皇后走到床前,伸手摸了摸安如郡主通红的脸,忧心道:“怎么一下子烧得这般厉害?安如,那宫女都说了,是安宁走得太匆忙,正好跟你撞上,反手一推就把你给推到了水里,看在她只是反应过度,并非故意的份上,你做姐姐的就不要跟她计较了可好?”
简王妃一愣,不等反应,就听见怀里的女儿说道:“我相信安宁妹妹肯定不是故意的,只是她当时不承认,还拿话挤兑我,我心里才觉得有些不舒服,并非一定要与她计较。”
简王妃的脸色顿时又是一变,这话跟刚才那宫女说的可对不上。
皇后脸上的笑意加深了些,亲手给她掖了掖被子,柔声道:“小姐妹总是难免磕磕碰碰的,等到多年后回想起来,就会发现那根本算不得什么,多不过是一场笑谈而已。你是姐姐,让着些妹妹,回头,我和你衡阳姑母也会管教她,让她以后不可再这样任性。

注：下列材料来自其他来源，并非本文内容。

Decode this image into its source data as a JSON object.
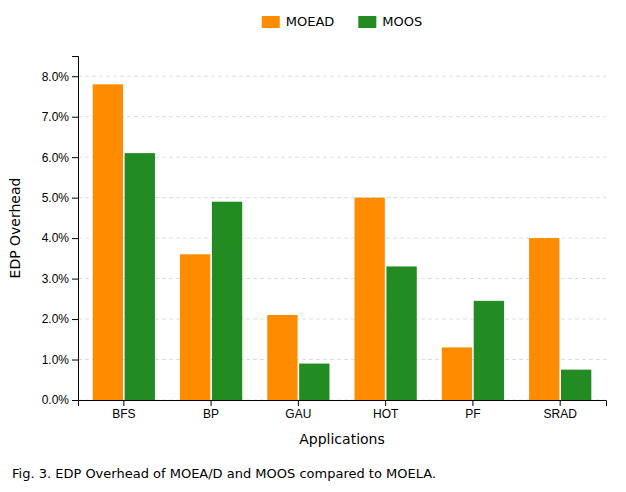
{
  "chart_data": {
    "type": "bar",
    "categories": [
      "BFS",
      "BP",
      "GAU",
      "HOT",
      "PF",
      "SRAD"
    ],
    "series": [
      {
        "name": "MOEAD",
        "color": "#FF8C00",
        "values": [
          0.078,
          0.036,
          0.021,
          0.05,
          0.013,
          0.04
        ]
      },
      {
        "name": "MOOS",
        "color": "#228B22",
        "values": [
          0.061,
          0.049,
          0.009,
          0.033,
          0.0245,
          0.0075
        ]
      }
    ],
    "xlabel": "Applications",
    "ylabel": "EDP Overhead",
    "caption": "Fig. 3. EDP Overhead of MOEA/D and MOOS compared to MOELA.",
    "ylim": [
      0.0,
      0.085
    ],
    "yticks": [
      {
        "value": 0.0,
        "label": "0.0%"
      },
      {
        "value": 0.01,
        "label": "1.0%"
      },
      {
        "value": 0.02,
        "label": "2.0%"
      },
      {
        "value": 0.03,
        "label": "3.0%"
      },
      {
        "value": 0.04,
        "label": "4.0%"
      },
      {
        "value": 0.05,
        "label": "5.0%"
      },
      {
        "value": 0.06,
        "label": "6.0%"
      },
      {
        "value": 0.07,
        "label": "7.0%"
      },
      {
        "value": 0.08,
        "label": "8.0%"
      }
    ],
    "grid": true,
    "legend": "top"
  }
}
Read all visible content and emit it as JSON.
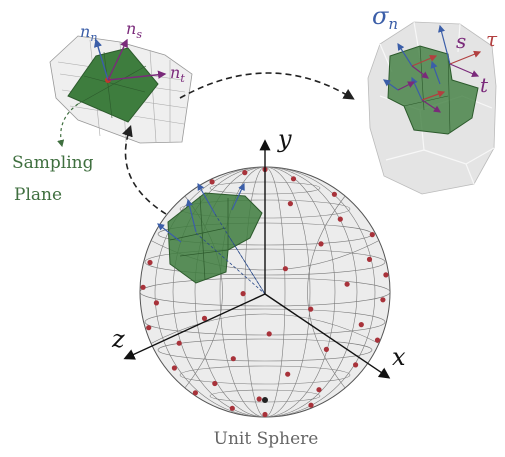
{
  "sphere": {
    "caption": "Unit Sphere",
    "axes": {
      "x": "x",
      "y": "y",
      "z": "z"
    }
  },
  "sampling_plane": {
    "line1": "Sampling",
    "line2": "Plane",
    "vectors": {
      "n_base": "n",
      "n_sub": "n",
      "s_base": "n",
      "s_sub": "s",
      "t_base": "n",
      "t_sub": "t"
    }
  },
  "stress_patch": {
    "sigma_base": "σ",
    "sigma_sub": "n",
    "s": "s",
    "t": "t",
    "tau": "τ"
  },
  "colors": {
    "patch_green": "#3e7d3e",
    "vector_blue": "#3b5ea8",
    "vector_purple": "#7a2a7a",
    "dot_red": "#a8323a",
    "caption_green": "#3f6f3f",
    "tau_red": "#b24040"
  }
}
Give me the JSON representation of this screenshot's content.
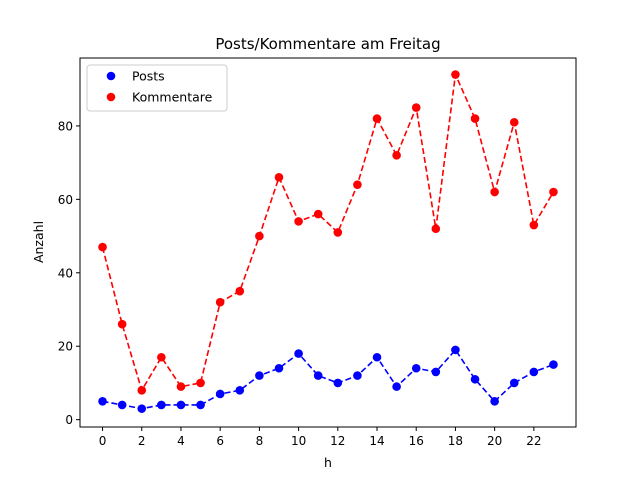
{
  "chart_data": {
    "type": "line",
    "title": "Posts/Kommentare am Freitag",
    "xlabel": "h",
    "ylabel": "Anzahl",
    "x": [
      0,
      1,
      2,
      3,
      4,
      5,
      6,
      7,
      8,
      9,
      10,
      11,
      12,
      13,
      14,
      15,
      16,
      17,
      18,
      19,
      20,
      21,
      22,
      23
    ],
    "xticks": [
      0,
      2,
      4,
      6,
      8,
      10,
      12,
      14,
      16,
      18,
      20,
      22
    ],
    "yticks": [
      0,
      20,
      40,
      60,
      80
    ],
    "xlim": [
      -1.15,
      24.15
    ],
    "ylim": [
      -2,
      98.5
    ],
    "grid": false,
    "legend_position": "top-left",
    "series": [
      {
        "name": "Posts",
        "color": "#0000ff",
        "line_style": "dashed",
        "marker": "circle",
        "values": [
          5,
          4,
          3,
          4,
          4,
          4,
          7,
          8,
          12,
          14,
          18,
          12,
          10,
          12,
          17,
          9,
          14,
          13,
          19,
          11,
          5,
          10,
          13,
          15
        ]
      },
      {
        "name": "Kommentare",
        "color": "#ff0000",
        "line_style": "dashed",
        "marker": "circle",
        "values": [
          47,
          26,
          8,
          17,
          9,
          10,
          32,
          35,
          50,
          66,
          54,
          56,
          51,
          64,
          82,
          72,
          85,
          52,
          94,
          82,
          62,
          81,
          53,
          62
        ]
      }
    ]
  }
}
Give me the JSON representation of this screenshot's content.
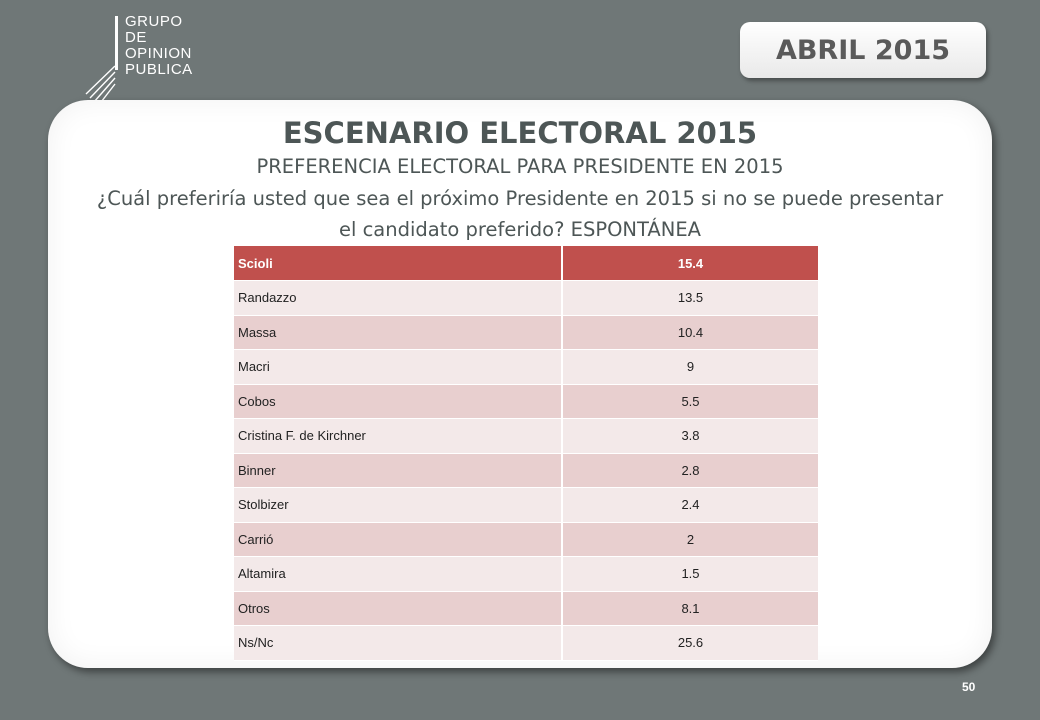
{
  "logo": {
    "lines": [
      "GRUPO",
      "DE",
      "OPINION",
      "PUBLICA"
    ]
  },
  "date_badge": "ABRIL 2015",
  "title": "ESCENARIO ELECTORAL 2015",
  "subtitle": "PREFERENCIA ELECTORAL PARA PRESIDENTE EN 2015",
  "question": "¿Cuál preferiría usted que sea el próximo Presidente en 2015 si no se puede presentar el candidato preferido? ESPONTÁNEA",
  "table": {
    "header": {
      "name": "Scioli",
      "value": "15.4"
    },
    "rows": [
      {
        "name": "Randazzo",
        "value": "13.5"
      },
      {
        "name": "Massa",
        "value": "10.4"
      },
      {
        "name": "Macri",
        "value": "9"
      },
      {
        "name": "Cobos",
        "value": "5.5"
      },
      {
        "name": "Cristina F. de Kirchner",
        "value": "3.8"
      },
      {
        "name": "Binner",
        "value": "2.8"
      },
      {
        "name": "Stolbizer",
        "value": "2.4"
      },
      {
        "name": "Carrió",
        "value": "2"
      },
      {
        "name": "Altamira",
        "value": "1.5"
      },
      {
        "name": "Otros",
        "value": "8.1"
      },
      {
        "name": "Ns/Nc",
        "value": "25.6"
      }
    ]
  },
  "page_number": "50",
  "colors": {
    "background": "#6f7777",
    "header_row": "#c0504d",
    "row_dark": "#e8cfcf",
    "row_light": "#f3e9e9",
    "text": "#4d5656"
  }
}
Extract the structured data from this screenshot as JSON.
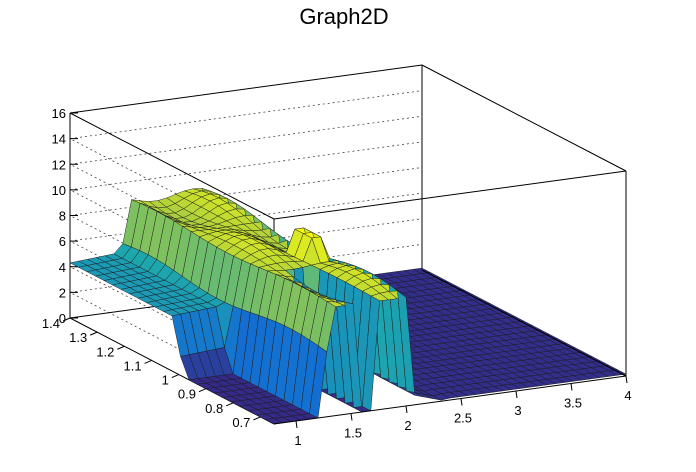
{
  "chart_data": {
    "type": "surface",
    "title": "Graph2D",
    "xlabel": "",
    "ylabel": "",
    "zlabel": "",
    "xlim": [
      0.8,
      4.0
    ],
    "ylim": [
      0.65,
      1.4
    ],
    "zlim": [
      0,
      16
    ],
    "x_ticks": [
      "1",
      "1.5",
      "2",
      "2.5",
      "3",
      "3.5",
      "4"
    ],
    "y_ticks": [
      "0.7",
      "0.8",
      "0.9",
      "1",
      "1.1",
      "1.2",
      "1.3",
      "1.4"
    ],
    "z_ticks": [
      "0",
      "2",
      "4",
      "6",
      "8",
      "10",
      "12",
      "14",
      "16"
    ],
    "grid": true,
    "colormap": "viridis-like (dark blue to yellow)",
    "colors": {
      "low": "#352a87",
      "high": "#f9fb0e"
    },
    "surface_description_values": {
      "plateau_x_range": [
        1.3,
        2.0
      ],
      "plateau_y_range": [
        0.7,
        1.4
      ],
      "plateau_height": 8.5,
      "rim_at_low_x_height": 4.3,
      "peak_height": 10.2,
      "floor_height": 0
    }
  }
}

”
安如郡主的眼里划过一丝不甘,但面前的人是皇后娘娘,是景玥唯一在世的亲姐姐,她不想给她留下一丁点不好的印象。
虽然嫉恨为何连皇后娘娘都护着卫浅,但她还是大大方方的原谅了云萝之前的冲撞和任性,还朝远远的站在屏风边上的云萝温柔一笑,配上她此时憔悴的模样,更显真诚。
云萝静静的看着她的装模作样,对于她的示好不为所动。
皇后又嘱咐了几句,然后才带着包括云萝在内的人离开。
就算身体不适,安如郡主仍不失礼节的目送她们,却没有发现将她搂在怀里的母亲也正在看着她,那目光甚是复杂。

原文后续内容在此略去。